No, it isn't that the RDA for Vitamin B-12 is high; in fact, it's extremely low. Hence 3 of these capsules provide 150 times the amount which your body requires (i.e. 15000%).

Hope that helps.

Melina
May 18th, 2005, 09:37 PM
I'm pretty confused Stu! Is it just that I suck at math? If it's 5% RDA for calcium, that means I am getting .05 times the amount my body needs per day? Why so low for some and so high for others?

DoveInGreyClothing
May 18th, 2005, 11:16 PM
Why so low for some and so high for others?

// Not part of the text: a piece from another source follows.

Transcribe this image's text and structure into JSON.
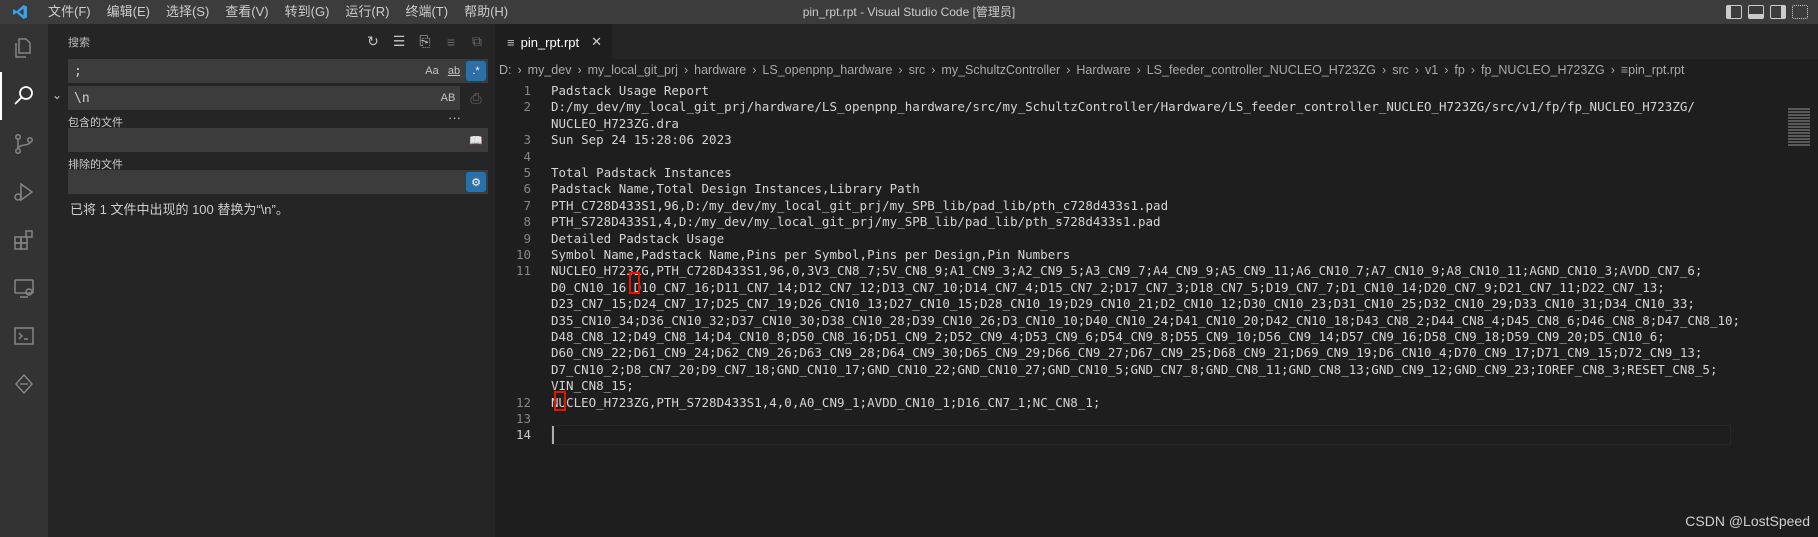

For Vitamins/minerals with high amounts like b12, it's because you need so little of it that 100% would be too tiny to handle, let alone add to a vitamin, therefore you get 150 times what you'd actually need. The excess is harmless.
For vitamins/minerals where you get less than 100%, in most cases you will get plenty from a balanced diet anyway, it's just supplementing what you already receive from food. Some vitamins/minerals are dangerous if overdosed on, that's why you only get a little of these. (I know what I'm trying to say, I hope I'm making sense here!)
Vitamins should be trated as a back-up, not your main source of your nutrition, which should be your diet, so you really shouldn't need to take them everyday, a couple of times a week should suffice under normal circumstances, up it to everyday if you've got a cold, feel run down or during your period, if it's heavy. What you're giving your daughter sounds ok. Don't worry, so long as she eats a well balanced diet, she'll be fine. Even fortified soya milk or nutritional yeast will ensure she gets enough b12.
Hope that clarifies things a bit for you. If I see a good link on the subject, I'll post it for you.

FR
May 19th, 2005, 07:10 AM
Am I doing well?

I'd say so! Most people when given sound advice tend to rebel against it. You on the other hand took heed to the sound advice and ditched the non-vegan vitamins. :)

Melina
May 19th, 2005, 04:23 PM
Yep I ditched those non-vegan vitamins right after I learned what gelatin really is. Man I had no freakin idea! I was so grossed out I nearly puked. I understand now Dove, thanks for your post! I am eating a very well-balanced diet, so I'll do what you said and take one of these vitamins every 2-3 days. Anyone know why they are so darn expensive compared to the non-vegan vitamins?